Aujourd’hui, beaucoup commettent la même erreur en prédisant que le développement vertigineux du numérique et de l’intelligence artificielle imposera la domination sur le monde par des Gafa parlant anglais ou par leurs équivalents chinois parlant mandarin. Certains les imaginent même imposant une monnaie mondiale unique, émise par une de ces entreprises (tel le « Libra » de Facebook), une langue mondiale unique, l’anglaise, et une culture unique, point ultime d’une globalisation uniformisante.

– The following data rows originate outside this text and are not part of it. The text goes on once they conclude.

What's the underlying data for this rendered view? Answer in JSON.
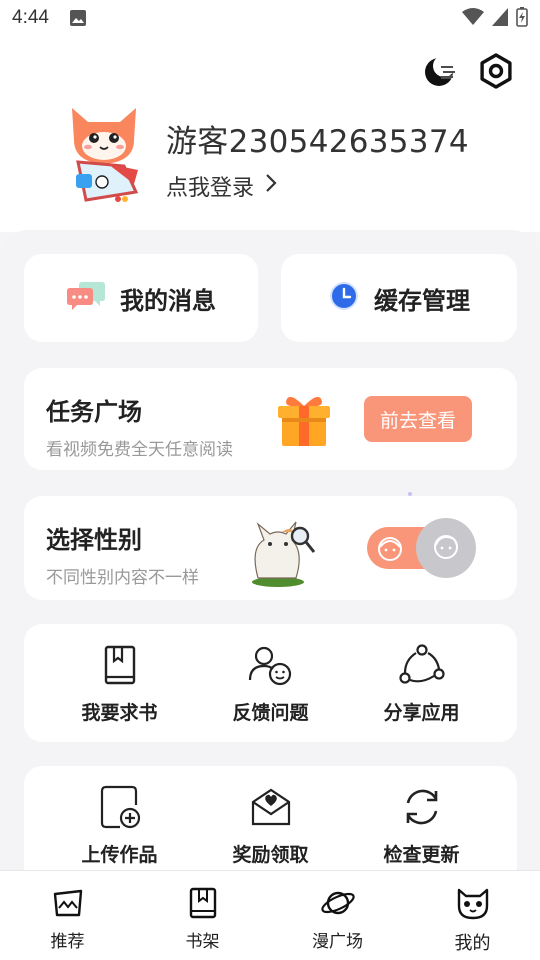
{
  "status": {
    "time": "4:44"
  },
  "profile": {
    "username": "游客230542635374",
    "login_label": "点我登录"
  },
  "quick": {
    "messages_label": "我的消息",
    "cache_label": "缓存管理"
  },
  "task": {
    "title": "任务广场",
    "subtitle": "看视频免费全天任意阅读",
    "button_label": "前去查看"
  },
  "gender": {
    "title": "选择性别",
    "subtitle": "不同性别内容不一样"
  },
  "tools_row1": [
    {
      "label": "我要求书",
      "icon": "book-icon"
    },
    {
      "label": "反馈问题",
      "icon": "feedback-user-icon"
    },
    {
      "label": "分享应用",
      "icon": "share-icon"
    }
  ],
  "tools_row2": [
    {
      "label": "上传作品",
      "icon": "upload-doc-icon"
    },
    {
      "label": "奖励领取",
      "icon": "reward-envelope-icon"
    },
    {
      "label": "检查更新",
      "icon": "refresh-icon"
    }
  ],
  "nav": [
    {
      "label": "推荐",
      "icon": "recommend-icon"
    },
    {
      "label": "书架",
      "icon": "bookshelf-icon"
    },
    {
      "label": "漫广场",
      "icon": "planet-icon"
    },
    {
      "label": "我的",
      "icon": "cat-face-icon"
    }
  ],
  "colors": {
    "accent": "#f9967a",
    "cache_blue": "#2f6be8",
    "gift_orange": "#ffa724"
  }
}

En réalité, le plus vraisemblable, à mon sens, est que le contraire aura lieu : d’abord, chaque entité, entreprise, ville ou région, voudra, et veut déjà, disposer des moyens de retenir ses clients et partenaires, et voudra pour cela, contrairement aux prévisions dominantes, émettre sa propre monnaie, ce que les nouvelles technologies lui permettront aisément de faire ; toutes ces monnaies pouvant être automatiquement convertibles entre elles.
Ensuite, chaque groupe humain, aussi réduit soit-il, voudra et pourra créer à très bas coût des radios, des télévisions, et produire des émissions, des films, des clips, des podcasts, des livres dans toutes les langues et dialectes du monde, y compris dans ceux qui sont aujourd’hui en voie d’extinction. Et les logiciels de plus en plus performants de traductions automatiques aideront chacun à s’enfermer dans son monde.

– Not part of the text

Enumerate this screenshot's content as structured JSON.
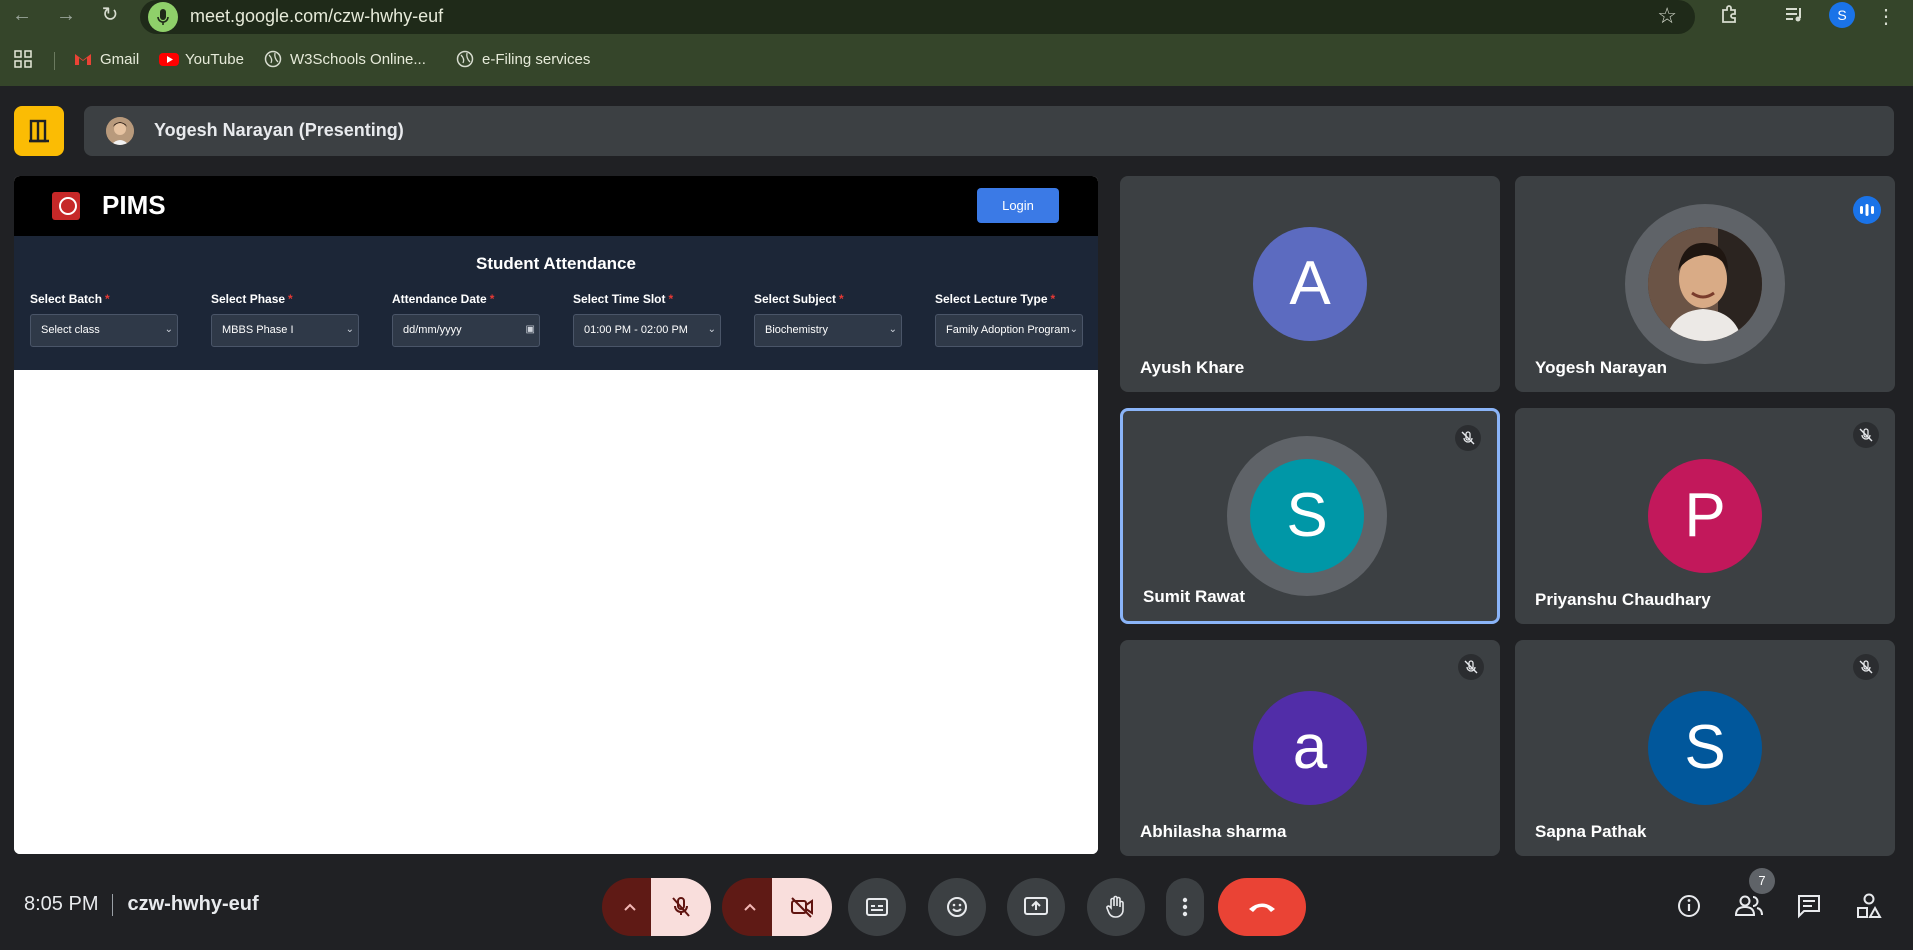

On sortira donc de l’uniformisation, dont on accuse la globalisation ; et chacun s’en réjouira. Mais on pourrait aller plus loin encore et ce sera tragique : la demande de proximité sera de plus en plus réclamée et satisfaite ; chaque région choisira toutes les dimensions de sa propre culture ; chaque groupe humain le plus réduit, chaque individu même, pourra s’isoler du reste des humains. Chacun vivra dans son monde, avec de moins en moins de communication avec les autres. On le voit déjà dans les comportements des plus jeunes, qui s’isolent de plus en plus et dont le seul contact avec le réel et les autres passe par les jeux vidéo.

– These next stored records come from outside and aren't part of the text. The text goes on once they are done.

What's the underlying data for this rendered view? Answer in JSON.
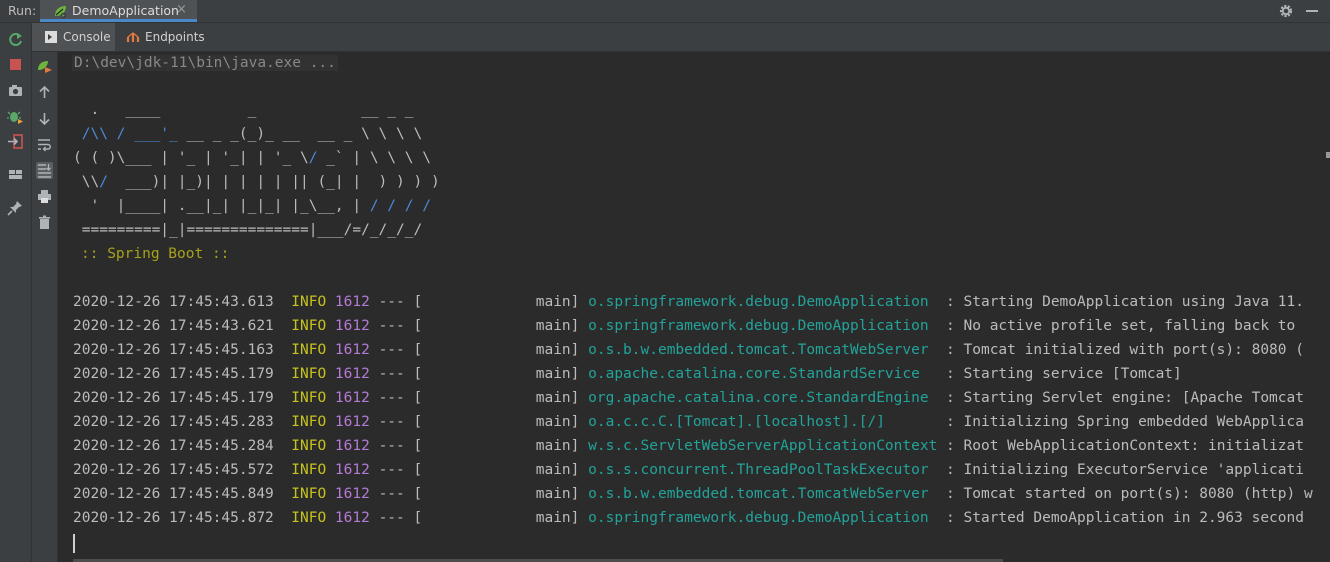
{
  "runbar": {
    "label": "Run:",
    "tab_title": "DemoApplication",
    "close": "×"
  },
  "subtabs": {
    "console": "Console",
    "endpoints": "Endpoints"
  },
  "console": {
    "command": "D:\\dev\\jdk-11\\bin\\java.exe ...",
    "spring_boot_label": ":: Spring Boot ::",
    "logs": [
      {
        "ts": "2020-12-26 17:45:43.613",
        "level": "INFO",
        "pid": "1612",
        "sep": "--- [",
        "thread": "main]",
        "logger": "o.springframework.debug.DemoApplication",
        "msg": "Starting DemoApplication using Java 11."
      },
      {
        "ts": "2020-12-26 17:45:43.621",
        "level": "INFO",
        "pid": "1612",
        "sep": "--- [",
        "thread": "main]",
        "logger": "o.springframework.debug.DemoApplication",
        "msg": "No active profile set, falling back to"
      },
      {
        "ts": "2020-12-26 17:45:45.163",
        "level": "INFO",
        "pid": "1612",
        "sep": "--- [",
        "thread": "main]",
        "logger": "o.s.b.w.embedded.tomcat.TomcatWebServer",
        "msg": "Tomcat initialized with port(s): 8080 ("
      },
      {
        "ts": "2020-12-26 17:45:45.179",
        "level": "INFO",
        "pid": "1612",
        "sep": "--- [",
        "thread": "main]",
        "logger": "o.apache.catalina.core.StandardService",
        "msg": "Starting service [Tomcat]"
      },
      {
        "ts": "2020-12-26 17:45:45.179",
        "level": "INFO",
        "pid": "1612",
        "sep": "--- [",
        "thread": "main]",
        "logger": "org.apache.catalina.core.StandardEngine",
        "msg": "Starting Servlet engine: [Apache Tomcat"
      },
      {
        "ts": "2020-12-26 17:45:45.283",
        "level": "INFO",
        "pid": "1612",
        "sep": "--- [",
        "thread": "main]",
        "logger": "o.a.c.c.C.[Tomcat].[localhost].[/]",
        "msg": "Initializing Spring embedded WebApplica"
      },
      {
        "ts": "2020-12-26 17:45:45.284",
        "level": "INFO",
        "pid": "1612",
        "sep": "--- [",
        "thread": "main]",
        "logger": "w.s.c.ServletWebServerApplicationContext",
        "msg": "Root WebApplicationContext: initializat"
      },
      {
        "ts": "2020-12-26 17:45:45.572",
        "level": "INFO",
        "pid": "1612",
        "sep": "--- [",
        "thread": "main]",
        "logger": "o.s.s.concurrent.ThreadPoolTaskExecutor",
        "msg": "Initializing ExecutorService 'applicati"
      },
      {
        "ts": "2020-12-26 17:45:45.849",
        "level": "INFO",
        "pid": "1612",
        "sep": "--- [",
        "thread": "main]",
        "logger": "o.s.b.w.embedded.tomcat.TomcatWebServer",
        "msg": "Tomcat started on port(s): 8080 (http) w"
      },
      {
        "ts": "2020-12-26 17:45:45.872",
        "level": "INFO",
        "pid": "1612",
        "sep": "--- [",
        "thread": "main]",
        "logger": "o.springframework.debug.DemoApplication",
        "msg": "Started DemoApplication in 2.963 second"
      }
    ]
  },
  "colors": {
    "background": "#2b2b2b",
    "panel": "#3c3f41",
    "info": "#c7c21f",
    "pid": "#b57ad6",
    "logger": "#22a39a",
    "banner_accent": "#4b8bd6",
    "spring_boot": "#a8a21a",
    "tab_underline": "#4a88c7"
  },
  "icons": {
    "run_tab": "spring-leaf-icon",
    "settings": "gear-icon",
    "hide": "minimize-icon",
    "rerun": "rerun-icon",
    "stop": "stop-icon",
    "snapshot": "camera-icon",
    "debug": "debug-icon",
    "exit": "exit-icon",
    "layout": "layout-icon",
    "pin": "pin-icon",
    "console": "console-icon",
    "endpoints": "endpoints-icon",
    "scroll_up": "arrow-up-icon",
    "scroll_down": "arrow-down-icon",
    "soft_wrap": "soft-wrap-icon",
    "scroll_to_end": "scroll-to-end-icon",
    "print": "print-icon",
    "clear": "trash-icon"
  }
}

On n’ira donc non pas vers une globalisation uniformisante, mais au contraire vers une « microbalkanisation » du monde.
Cela ne se passera pas sans d’immenses soubresauts ; les nations se défendront. Contre une menace venue non plus d’en haut, mais d’en bas, de leur propre sein. Ce sera particulièrement tragique pour la France, qui perdra d’abord toute chance de promouvoir la francophonie et qui aura ensuite de plus en plus en plus de difficultés à maintenir son identité fondée sur une langue, une culture, une histoire, un mode de vie, une conception de l’ordre social et de la laïcité, lesquels perdront tout sens dans cette juxtaposition de narcissismes solitaires.
On peut encore l’éviter. À condition de ne pas se tromper d’ennemi et de défendre la nécessaire diversité du monde, sans craindre son illusoire disparition.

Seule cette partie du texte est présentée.